What Makes Good Contrastive Learning on Small-Scale Wearable-based
Tasks?
- URL: http://arxiv.org/abs/2202.05998v1
- Date: Sat, 12 Feb 2022 06:10:15 GMT
- Title: What Makes Good Contrastive Learning on Small-Scale Wearable-based
Tasks?
- Authors: Hangwei Qian, Tian Tian, Chunyan Miao
- Abstract summary: We study contrastive learning on the wearable-based activity recognition task.
This paper presents an open-source PyTorch library textttCL-HAR, which can serve as a practical tool for researchers.

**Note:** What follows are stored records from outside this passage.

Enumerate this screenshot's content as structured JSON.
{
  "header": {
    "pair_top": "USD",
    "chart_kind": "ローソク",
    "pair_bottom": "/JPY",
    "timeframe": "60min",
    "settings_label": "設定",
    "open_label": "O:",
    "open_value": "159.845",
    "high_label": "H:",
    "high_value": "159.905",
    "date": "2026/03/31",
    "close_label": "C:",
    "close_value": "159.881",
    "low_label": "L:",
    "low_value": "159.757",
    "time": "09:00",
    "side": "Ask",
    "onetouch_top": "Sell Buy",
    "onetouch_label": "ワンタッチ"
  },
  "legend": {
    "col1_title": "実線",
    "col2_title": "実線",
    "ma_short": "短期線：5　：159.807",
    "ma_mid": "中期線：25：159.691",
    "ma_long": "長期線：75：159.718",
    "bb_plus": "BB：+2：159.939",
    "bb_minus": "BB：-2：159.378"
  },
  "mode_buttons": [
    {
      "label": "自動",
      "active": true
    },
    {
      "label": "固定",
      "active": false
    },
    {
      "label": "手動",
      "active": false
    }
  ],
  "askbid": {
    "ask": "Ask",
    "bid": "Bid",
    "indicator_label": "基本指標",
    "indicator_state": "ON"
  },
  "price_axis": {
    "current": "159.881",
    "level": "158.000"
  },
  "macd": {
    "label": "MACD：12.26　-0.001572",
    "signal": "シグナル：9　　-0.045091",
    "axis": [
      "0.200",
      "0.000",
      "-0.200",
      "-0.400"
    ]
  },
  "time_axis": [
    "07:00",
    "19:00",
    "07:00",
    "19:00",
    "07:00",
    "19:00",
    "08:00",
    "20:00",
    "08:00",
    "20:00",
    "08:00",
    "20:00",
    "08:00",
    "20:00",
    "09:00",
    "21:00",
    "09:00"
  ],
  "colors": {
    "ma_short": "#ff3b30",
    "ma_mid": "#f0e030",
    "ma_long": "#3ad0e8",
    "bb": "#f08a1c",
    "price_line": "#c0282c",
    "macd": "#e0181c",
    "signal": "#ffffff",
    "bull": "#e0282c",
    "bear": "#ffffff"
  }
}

- Score: 59.51457877578138
- License: http://creativecommons.org/licenses/by-nc-sa/4.0/
- Abstract: Self-supervised learning establishes a new paradigm of learning
representations with much fewer or even no label annotations. Recently there
has been remarkable progress on large-scale contrastive learning models which
require substantial computing resources, yet such models are not practically
optimal for small-scale tasks. To fill the gap, we aim to study contrastive
learning on the wearable-based activity recognition task. Specifically, we
conduct an in-depth study of contrastive learning from both algorithmic-level
and task-level perspectives. For algorithmic-level analysis, we decompose
contrastive models into several key components and conduct rigorous
experimental evaluations to better understand the efficacy and rationale behind
contrastive learning. More importantly, for task-level analysis, we show that
the wearable-based signals bring unique challenges and opportunities to
existing contrastive models, which cannot be readily solved by existing
algorithms. Our thorough empirical studies suggest important practices and shed
light on future research challenges. In the meantime, this paper presents an
open-source PyTorch library \texttt{CL-HAR}, which can serve as a practical
tool for researchers. The library is highly modularized and easy to use, which
opens up avenues for exploring novel contrastive models quickly in the future.